When the open systems guys spearheaded by Microsoft in the 80’s and 90’s took off they more or less created the same mess as IBM had seen before. (IBM did actually learn something and pushed that into OS/2 however that OS never really took off).
When Microsoft came up with so called Dynamic Link Libraries this was heaven for application developers. They could now dynamically load a DLL and use its functions. However they did not take into account that only one DLL with a certain function could be loaded as any one particular point. And thus when DLL got new functionality and therefore new revision levels sometimes they were not backward compatible and very nasty conflict would surface. So we were back to zero.

And along came VMware. They did for the Windows world what IBM had done many years before and created a hypervisor which would let you run multiple virtual machines each isolated from each other with no possibility of binary conflicts. And they still make good money of it.

However also the application developers have not been pulling things out of their nose and sit still. They also have seen that they no longer can utilize the development model they used for years. Every self respecting developer now programs with massive scalability and distributed systems in mind based on cloud principles. Basically this means that applications are almost solely build on web technologies with javascript (via node.js), HTML 5 or other high level languages. These applications are then loaded upon distributed systems like openstack, hadoop and one or two others. These platforms create application containers where the application is isolated and has to abide by the functionality of the underlying platform.
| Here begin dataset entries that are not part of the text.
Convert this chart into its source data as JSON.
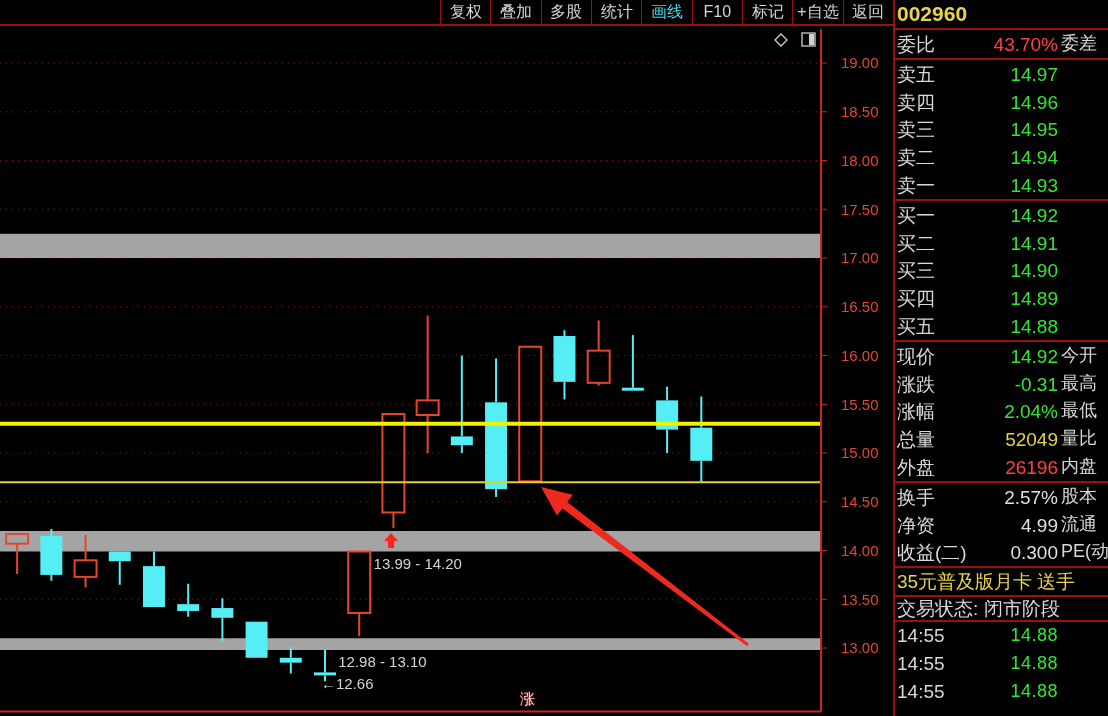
{
  "chart_data": [
    {
      "type": "candlestick",
      "categories": [
        null,
        null,
        null,
        null,
        null,
        null,
        null,
        null,
        null,
        null,
        null,
        null,
        null,
        null,
        null,
        null,
        null,
        null,
        null,
        null,
        null,
        null,
        null,
        null
      ],
      "ohlc": [
        [
          14.07,
          14.17,
          13.76,
          14.17
        ],
        [
          14.15,
          14.22,
          13.69,
          13.75
        ],
        [
          13.73,
          14.16,
          13.62,
          13.9
        ],
        [
          13.99,
          13.99,
          13.65,
          13.89
        ],
        [
          13.84,
          13.99,
          13.42,
          13.42
        ],
        [
          13.45,
          13.66,
          13.32,
          13.38
        ],
        [
          13.41,
          13.51,
          13.07,
          13.31
        ],
        [
          13.27,
          13.27,
          12.9,
          12.9
        ],
        [
          12.9,
          13.01,
          12.74,
          12.85
        ],
        [
          12.75,
          12.98,
          12.66,
          12.72
        ],
        [
          13.36,
          13.99,
          13.12,
          13.99
        ],
        [
          14.39,
          15.4,
          14.23,
          15.4
        ],
        [
          15.39,
          16.41,
          15.0,
          15.54
        ],
        [
          15.17,
          16.0,
          15.0,
          15.08
        ],
        [
          15.52,
          15.97,
          14.55,
          14.63
        ],
        [
          14.71,
          16.09,
          14.71,
          16.09
        ],
        [
          16.2,
          16.26,
          15.55,
          15.73
        ],
        [
          15.72,
          16.36,
          15.69,
          16.05
        ],
        [
          15.67,
          16.21,
          15.64,
          15.64
        ],
        [
          15.54,
          15.68,
          15.0,
          15.24
        ],
        [
          15.26,
          15.58,
          14.7,
          14.92
        ],
        null,
        null,
        null
      ],
      "colors": [
        "#e8462c",
        "#55eef5",
        "#e8462c",
        "#55eef5",
        "#55eef5",
        "#55eef5",
        "#55eef5",
        "#55eef5",
        "#55eef5",
        "#55eef5",
        "#e8462c",
        "#e8462c",
        "#e8462c",
        "#55eef5",
        "#55eef5",
        "#e8462c",
        "#55eef5",
        "#e8462c",
        "#55eef5",
        "#55eef5",
        "#55eef5",
        null,
        null,
        null
      ],
      "ylim": [
        12.35,
        19.35
      ],
      "yticks": [
        {
          "value": 13,
          "label": "13.00"
        },
        {
          "value": 13.5,
          "label": "13.50"
        },
        {
          "value": 14,
          "label": "14.00"
        },
        {
          "value": 14.5,
          "label": "14.50"
        },
        {
          "value": 15,
          "label": "15.00"
        },
        {
          "value": 15.5,
          "label": "15.50"
        },
        {
          "value": 16,
          "label": "16.00"
        },
        {
          "value": 16.5,
          "label": "16.50"
        },
        {
          "value": 17,
          "label": "17.00"
        },
        {
          "value": 17.5,
          "label": "17.50"
        },
        {
          "value": 18,
          "label": "18.00"
        },
        {
          "value": 18.5,
          "label": "18.50"
        },
        {
          "value": 19,
          "label": "19.00"
        }
      ],
      "grid": "y",
      "tick_labels": "y",
      "bands": [
        {
          "axis": "y",
          "from": 17.0,
          "to": 17.25,
          "color": "#a4a4a4"
        },
        {
          "axis": "y",
          "from": 13.99,
          "to": 14.2,
          "label": "13.99 - 14.20",
          "color": "#a4a4a4"
        },
        {
          "axis": "y",
          "from": 12.98,
          "to": 13.1,
          "label": "12.98 - 13.10",
          "color": "#a4a4a4"
        }
      ],
      "ref_lines": [
        {
          "axis": "y",
          "value": 15.3,
          "color": "#f2f200"
        },
        {
          "axis": "y",
          "value": 14.7,
          "color": "#e3d21c"
        }
      ],
      "annotations": [
        "←12.66",
        "涨"
      ]
    },
    {
      "type": "other",
      "categories": [
        "复权",
        "叠加",
        "多股",
        "统计",
        "画线",
        "F10",
        "标记",
        "+自选",
        "返回"
      ],
      "colors": [
        "#d4d4d4",
        "#d4d4d4",
        "#d4d4d4",
        "#d4d4d4",
        "#44d8ea",
        "#d4d4d4",
        "#d4d4d4",
        "#d4d4d4",
        "#d4d4d4"
      ]
    },
    {
      "type": "other",
      "title": "002960",
      "categories": [
        "委比",
        "卖五",
        "卖四",
        "卖三",
        "卖二",
        "卖一",
        "买一",
        "买二",
        "买三",
        "买四",
        "买五",
        "现价",
        "涨跌",
        "涨幅",
        "总量",
        "外盘",
        "换手",
        "净资",
        "收益(二)"
      ],
      "value_labels": [
        "43.70%",
        "14.97",
        "14.96",
        "14.95",
        "14.94",
        "14.93",
        "14.92",
        "14.91",
        "14.90",
        "14.89",
        "14.88",
        "14.92",
        "-0.31",
        "2.04%",
        "52049",
        "26196",
        "2.57%",
        "4.99",
        "0.300"
      ],
      "colors": [
        "#ff4040",
        "#33e633",
        "#33e633",
        "#33e633",
        "#33e633",
        "#33e633",
        "#33e633",
        "#33e633",
        "#33e633",
        "#33e633",
        "#33e633",
        "#33e633",
        "#33e633",
        "#33e633",
        "#e6d24a",
        "#ff4040",
        "#e0e0e0",
        "#e0e0e0",
        "#e0e0e0"
      ],
      "y2_categories": [
        "委差",
        null,
        null,
        null,
        null,
        null,
        null,
        null,
        null,
        null,
        null,
        "今开",
        "最高",
        "最低",
        "量比",
        "内盘",
        "股本",
        "流通",
        "PE(动"
      ],
      "annotations": [
        "35元普及版月卡 送手",
        "交易状态: 闭市阶段"
      ]
    },
    {
      "type": "other",
      "categories": [
        "14:55",
        "14:55",
        "14:55"
      ],
      "value_labels": [
        "14.88",
        "14.88",
        "14.88"
      ],
      "colors": [
        "#33e633",
        "#33e633",
        "#33e633"
      ]
    }
  ]
}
This is exactly what I wrote almost two years ago where the application itself should be virtualised instead of the operating system. (See here)
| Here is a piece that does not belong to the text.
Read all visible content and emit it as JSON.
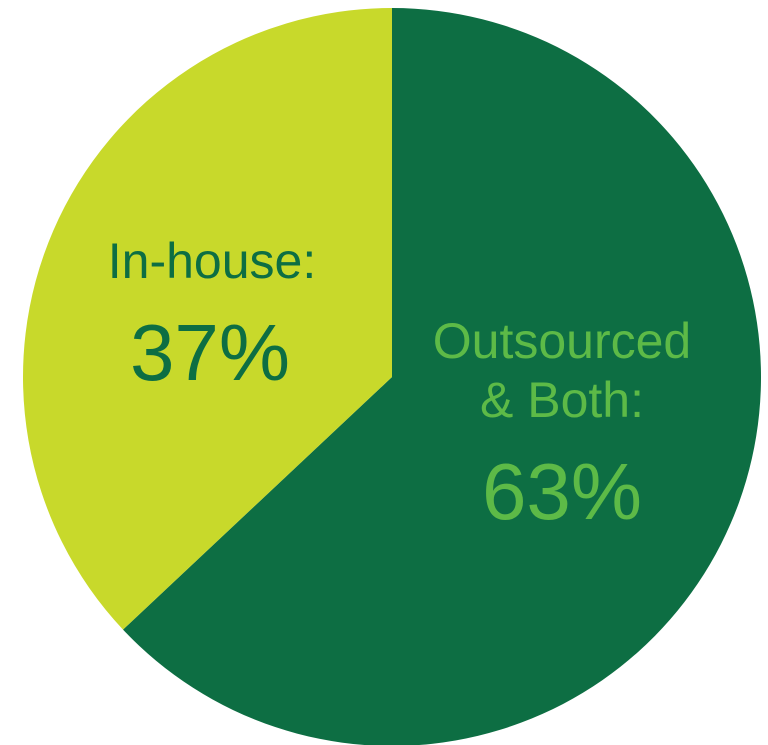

When you take this into account you can imagine that the hypervisors, as we know them now, at some point in time will render themselves useless. The operating system itself is not important anymore and is doesn’t matter where these cloud systems run on. The only thing that is important is scalability and reliability.  Companies like VMware, Microsoft, HP and others are not stupid  and see this coming. This is also the reason why they start building these massive data centres to accommodate the customers who adopt this technology and start hosting these applications.

Now here come the problems with this concept. SLA’s. Who is going to guarantee you availability when everything is out of your control. Examples like outages with Amazon EC2, Microsoft’s cloud email service BPOS, VMware’s Cloud Foundry outage or Google GMAIL service show that even these extremely well designed systems at some point in time run into Murphy and the question is do you want to depend on these providers for business continuity. Be aware you have no vote how and were your application is hosted. That is totally at the discretion of the hosting provider. Again, its all about risk assessment versus costs versus flexibility and other arguments you can think of so I leave that up to you.
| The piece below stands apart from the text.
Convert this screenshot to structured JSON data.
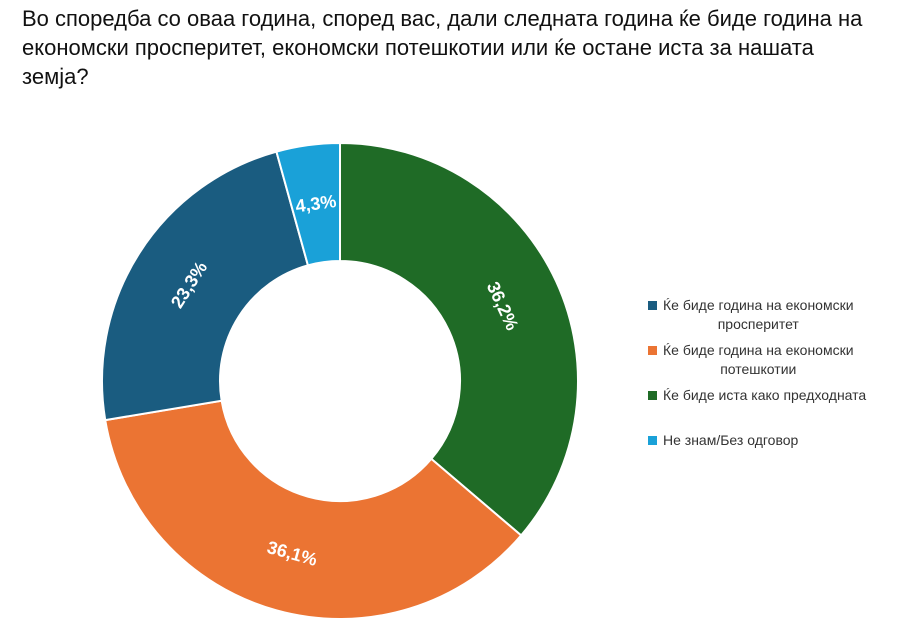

So where does this take you? Well, you should start thinking about your requirements. Does my business need this cloud based flexibility or should I adopt a more hybrid model where some applications are build and managed by myself/my staff.

In any way you will see more and more applications being developed for both internal, external and hybrid cloud models. This then brings us back to the subject line that the hypervisors as we know them today will cease to exist. It might take a while but the software world is like a diesel train, it starts slowly but when it´s on a roll its almost impossible to stop so be prepared.